La acera de la sombra y las terrazas de los bares estaban repletas. Leopoldo acompañó a Pedro hasta unas esquinas antes de la iglesia.

—Esta tarde no nos vemos, entonces.

—No, claro. ¿Qué vas a hacer tú?

—No sé. Ya concretaremos.

—¿No sería preferible —dijo Pedro— que acompañásemos alguno a Gregorio? Yo, por ejemplo. No por desconfianza, sino por hacer algo nosotros.

—No me sacrifiques la eficacia con criterios quijotescos. ¡Ah!, y es preciso más precaución. Anoche, en dos o tres momentos, estuvieron a punto de pescarnos tratando el asunto.

Pedro se alejó entre la gente y Leopoldo saludó a unos conocidos. Mientras regresaba a casa, intentó inútilmente, en un gesto instintivo, embutir la mano en el bolsillo derecho del pantalón; a aquel lado, el peso apretaba su cadera.

En el ascensor, sacó el frasco y lo colocó entre el pantalón y la camisa, cubriéndolo con la chaqueta. Abrió con el llavín y se dirigió directamente al despacho. Felicidad, a quien cruzó por el pasillo, le comunicó que su madre no había llegado aún.

Era un frasco de los usados para jarabe, biselado en los bordes y con un tapón a rosca de pasta negra. Atravesado por el sol, el líquido transparentaba un tenue color amarillo, en el que flotaban pequeñas burbujas blanquísimas.

Leopoldo rehízo el envoltorio y lo ocultó en el último estante de la librería. Después fumó un cigarrillo. Carmen contaba a Felicidad una película.

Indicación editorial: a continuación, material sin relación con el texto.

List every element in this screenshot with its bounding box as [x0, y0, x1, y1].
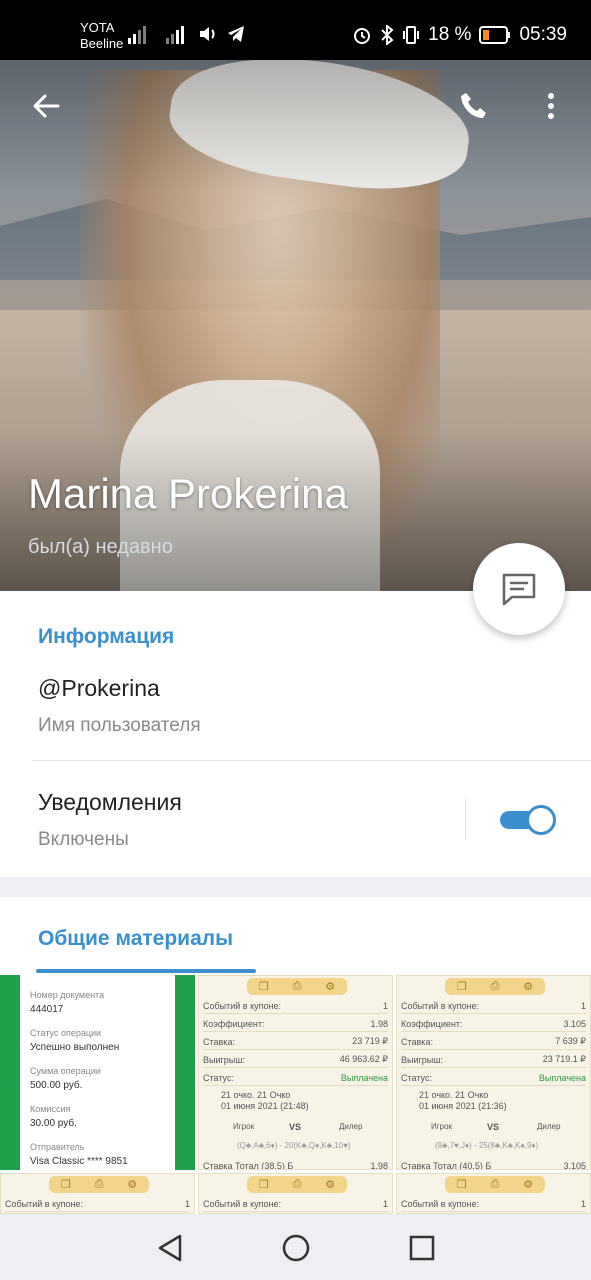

Aquella tarde sería difícil leer; incluso, soportar la soledad. Se desanudó la corbata. Camino del teléfono, recordó que Jacinto no estaba en Madrid. Desconectó la radio, que transmitía la música de un acordeón.

—¿Vamos a comer pronto?

—Ay, hijo, tardaremos. ¿Quieres tomar algo?

Subía, difusa, incontenible, una vaharada de cansancio y apatía. Atenazó las manos en los costados. La decisión de telefonear a Isabel coincidió con el segundo en que abrió los ojos. Su habitación. La colcha azul tensaba los límites de la cama con una precisión acogedora. Dormiría aquella tarde. El desesperado malestar cesó.